Guylaine Benech, consultante en santé publique et spécialiste de l'alcool à l'adolescence répond à 4 questions posées par notre communauté sur Facebook.

Alcool

N’y aurait-il pas moyen de mieux définir l’étiquetage des boissons alcoolisées et de réglementer plus fortement la vente de celles-ci, comme on fait en gros pour le tabac ?

Oui, il serait tout à fait possible d’améliorer l’étiquetage des boissons alcoolisées. Une mesure pertinente consisterait à remplacer l’avertissement obligatoire « l’abus d’alcool est dangereux pour la santé » par la simple mention « l’alcool est dangereux » ou « toute consommation comporte un risque pour sa santé », et d’interdire aux marques d’ajouter la phrase « à consommer avec modération ! » qui est un slogan marketing inventé par leurs communicants dans les années quatre-vingt. Il serait opportun d’indiquer systématiquement, comme le font certains pays anglosaxons, le nombre d’unités d’alcool présentes dans chaque produit.
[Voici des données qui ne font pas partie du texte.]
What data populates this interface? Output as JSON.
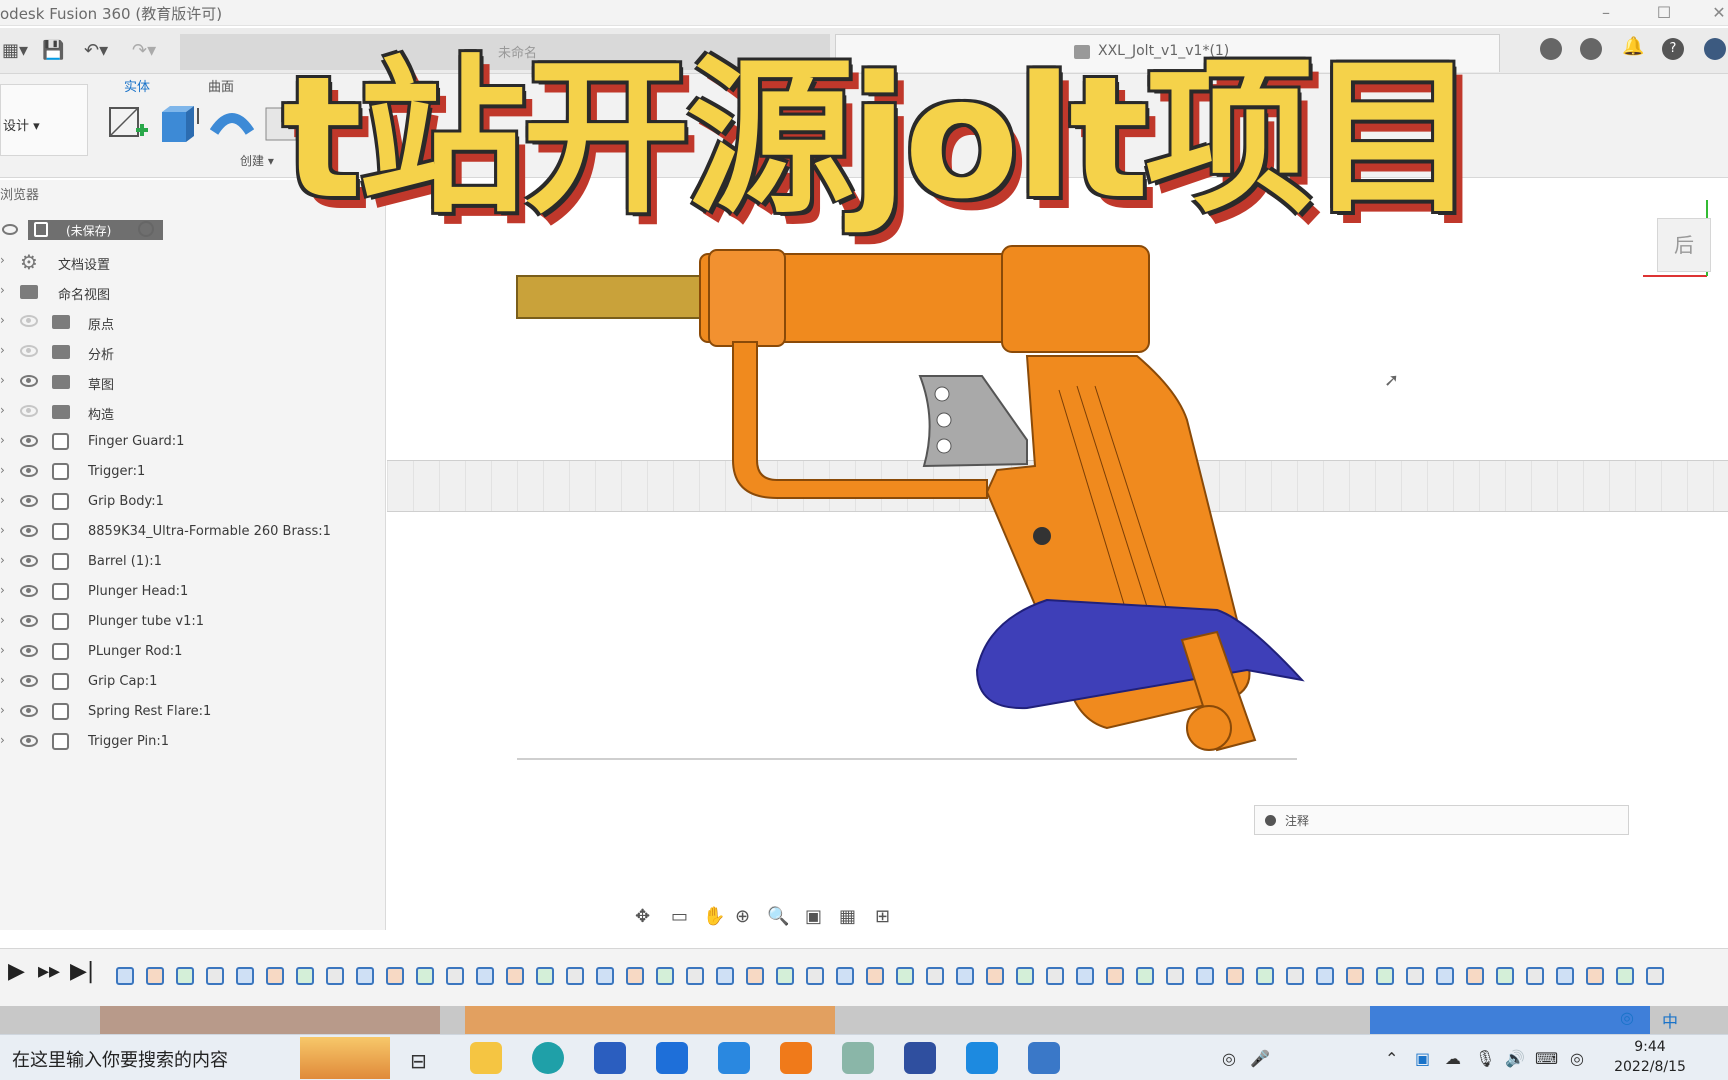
{
  "window": {
    "title": "odesk Fusion 360 (教育版许可)"
  },
  "document_tab": {
    "label": "XXL_Jolt_v1_v1*(1)",
    "ghost_label": "未命名"
  },
  "ribbon": {
    "tabs": [
      {
        "label": "实体",
        "active": true
      },
      {
        "label": "曲面",
        "active": false
      }
    ],
    "workspace_label": "设计 ▾",
    "create_label": "创建 ▾"
  },
  "browser": {
    "header": "浏览器",
    "root_label": "(未保存)",
    "items": [
      {
        "label": "文档设置",
        "kind": "gear",
        "visible": true
      },
      {
        "label": "命名视图",
        "kind": "folder",
        "visible": true
      },
      {
        "label": "原点",
        "kind": "folder",
        "visible": false
      },
      {
        "label": "分析",
        "kind": "folder",
        "visible": false
      },
      {
        "label": "草图",
        "kind": "folder",
        "visible": true
      },
      {
        "label": "构造",
        "kind": "folder",
        "visible": false
      },
      {
        "label": "Finger Guard:1",
        "kind": "component",
        "visible": true
      },
      {
        "label": "Trigger:1",
        "kind": "component",
        "visible": true
      },
      {
        "label": "Grip Body:1",
        "kind": "component",
        "visible": true
      },
      {
        "label": "8859K34_Ultra-Formable 260 Brass:1",
        "kind": "component",
        "visible": true
      },
      {
        "label": "Barrel (1):1",
        "kind": "component",
        "visible": true
      },
      {
        "label": "Plunger Head:1",
        "kind": "component",
        "visible": true
      },
      {
        "label": "Plunger tube v1:1",
        "kind": "component",
        "visible": true
      },
      {
        "label": "PLunger Rod:1",
        "kind": "component",
        "visible": true
      },
      {
        "label": "Grip Cap:1",
        "kind": "component",
        "visible": true
      },
      {
        "label": "Spring Rest Flare:1",
        "kind": "component",
        "visible": true
      },
      {
        "label": "Trigger Pin:1",
        "kind": "component",
        "visible": true
      }
    ]
  },
  "viewport": {
    "viewcube_label": "后",
    "comment_placeholder": "注释"
  },
  "overlay_title": "t站开源jolt项目",
  "taskbar": {
    "search_placeholder": "在这里输入你要搜索的内容",
    "clock_time": "9:44",
    "clock_date": "2022/8/15",
    "ime": "中"
  },
  "colors": {
    "model_orange": "#f08a1e",
    "model_blue": "#3e3fb8",
    "brass": "#c9a23a",
    "title_yellow": "#f5d24a",
    "title_red": "#c0382b",
    "accent_blue": "#1a73c9"
  }
}
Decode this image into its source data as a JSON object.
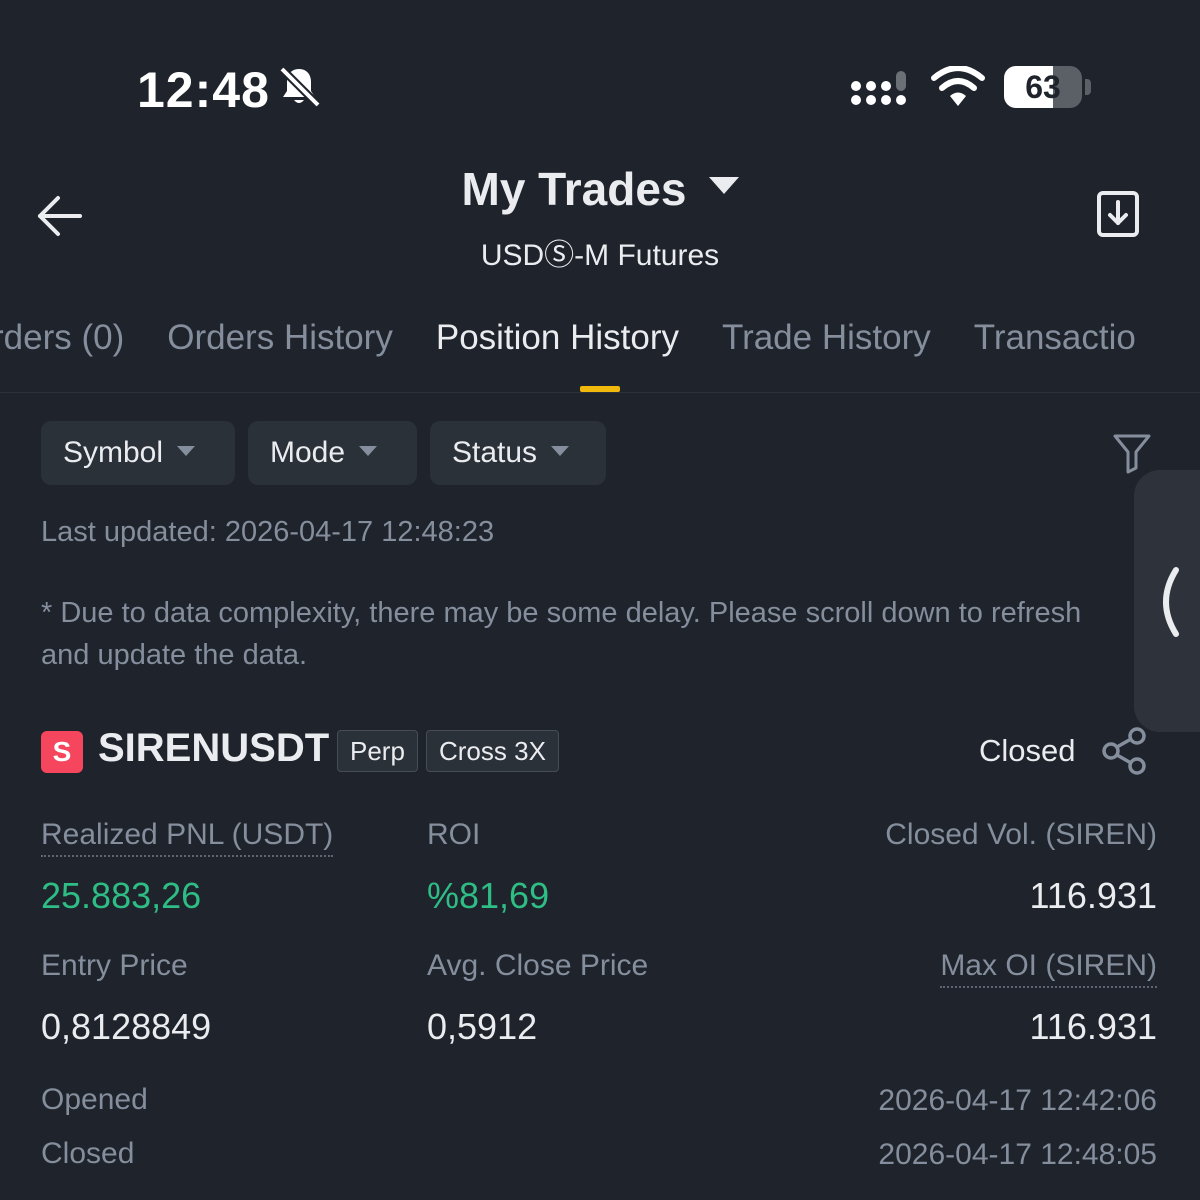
{
  "status_bar": {
    "time": "12:48",
    "battery": "63",
    "battery_level": 0.63
  },
  "header": {
    "title": "My Trades",
    "subtitle": "USDⓈ-M Futures"
  },
  "tabs": [
    {
      "label": "rders (0)",
      "active": false
    },
    {
      "label": "Orders History",
      "active": false
    },
    {
      "label": "Position History",
      "active": true
    },
    {
      "label": "Trade History",
      "active": false
    },
    {
      "label": "Transactio",
      "active": false
    }
  ],
  "filters": {
    "symbol": "Symbol",
    "mode": "Mode",
    "status": "Status"
  },
  "last_updated": "Last updated: 2026-04-17 12:48:23",
  "notice": "* Due to data complexity, there may be some delay. Please scroll down to refresh and update the data.",
  "position": {
    "badge": "S",
    "symbol": "SIRENUSDT",
    "tags": [
      "Perp",
      "Cross 3X"
    ],
    "status": "Closed",
    "realized_pnl_label": "Realized PNL (USDT)",
    "realized_pnl": "25.883,26",
    "roi_label": "ROI",
    "roi": "%81,69",
    "closed_vol_label": "Closed Vol. (SIREN)",
    "closed_vol": "116.931",
    "entry_price_label": "Entry Price",
    "entry_price": "0,8128849",
    "avg_close_label": "Avg. Close Price",
    "avg_close": "0,5912",
    "max_oi_label": "Max OI (SIREN)",
    "max_oi": "116.931",
    "opened_label": "Opened",
    "opened": "2026-04-17 12:42:06",
    "closed_label": "Closed",
    "closed": "2026-04-17 12:48:05"
  },
  "colors": {
    "background": "#1f232b",
    "accent": "#f0b90b",
    "positive": "#2ebd85",
    "badge": "#f6465d"
  }
}
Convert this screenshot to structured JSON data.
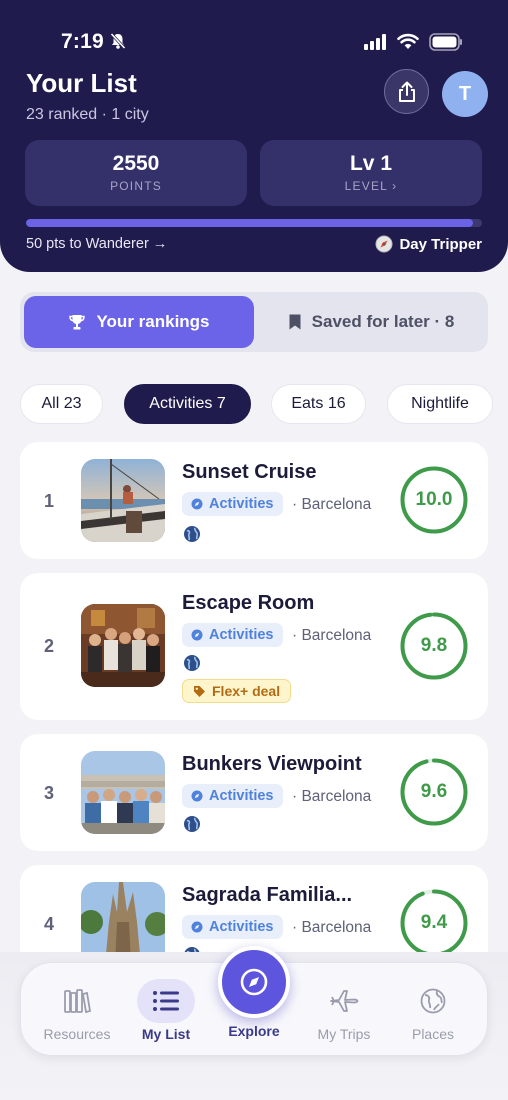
{
  "status_bar": {
    "time": "7:19"
  },
  "header": {
    "title": "Your List",
    "subtitle": "23 ranked · 1 city",
    "avatar_initial": "T",
    "points_value": "2550",
    "points_label": "POINTS",
    "level_value": "Lv 1",
    "level_label": "LEVEL ›",
    "progress_fraction": 0.98,
    "next_tier": "50 pts to Wanderer →",
    "current_tier": "Day Tripper"
  },
  "segment": {
    "rankings_label": "Your rankings",
    "saved_label": "Saved for later · 8"
  },
  "filters": [
    "All 23",
    "Activities 7",
    "Eats 16",
    "Nightlife"
  ],
  "active_filter": "Activities 7",
  "items": [
    {
      "rank": "1",
      "name": "Sunset Cruise",
      "category": "Activities",
      "city": "· Barcelona",
      "score": "10.0",
      "score_fraction": 1.0,
      "deal": ""
    },
    {
      "rank": "2",
      "name": "Escape Room",
      "category": "Activities",
      "city": "· Barcelona",
      "score": "9.8",
      "score_fraction": 0.98,
      "deal": "Flex+ deal"
    },
    {
      "rank": "3",
      "name": "Bunkers Viewpoint",
      "category": "Activities",
      "city": "· Barcelona",
      "score": "9.6",
      "score_fraction": 0.96,
      "deal": ""
    },
    {
      "rank": "4",
      "name": "Sagrada Familia...",
      "category": "Activities",
      "city": "· Barcelona",
      "score": "9.4",
      "score_fraction": 0.94,
      "deal": ""
    }
  ],
  "nav": {
    "resources": "Resources",
    "my_list": "My List",
    "explore": "Explore",
    "my_trips": "My Trips",
    "places": "Places"
  },
  "colors": {
    "header_bg": "#1f1b4d",
    "accent": "#6b63e8",
    "score_green": "#3f9a4a",
    "tag_blue": "#4f82dc"
  },
  "icons": [
    "bell-off-icon",
    "signal-icon",
    "wifi-icon",
    "battery-icon",
    "share-icon",
    "compass-icon",
    "trophy-icon",
    "bookmark-icon",
    "compass-tag-icon",
    "globe-icon",
    "tag-icon",
    "books-icon",
    "list-icon",
    "plane-icon",
    "world-icon"
  ]
}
Toujours dans un souci d’information du consommateur, l’Etat pourrait obliger les marques d’alcool à faire figurer sur l’étiquette la liste des ingrédients qui entrent dans la composition de leurs produits, ainsi que le nombre de calories. Les pouvoirs publics pourraient également les obliger à apposer un pictogramme d’information à destination des femmes enceintes bien visible, en imposant à celui-ci une taille minimum et un format coloré. Enfin, un meilleur encadrement de la vente de boissons alcoolisées serait utile. L’Organisation mondiale de la santé recommande d’ailleurs aux Etats de prendre une série de mesures visant à modifier la politique de prix et la fiscalité, diminuer l’accessibilité de l’alcool, empêcher la vente aux mineurs etc.

Les jeunes sont particulièrement sensibles au marketing, comment les alcooliers arrivent-ils à les toucher ?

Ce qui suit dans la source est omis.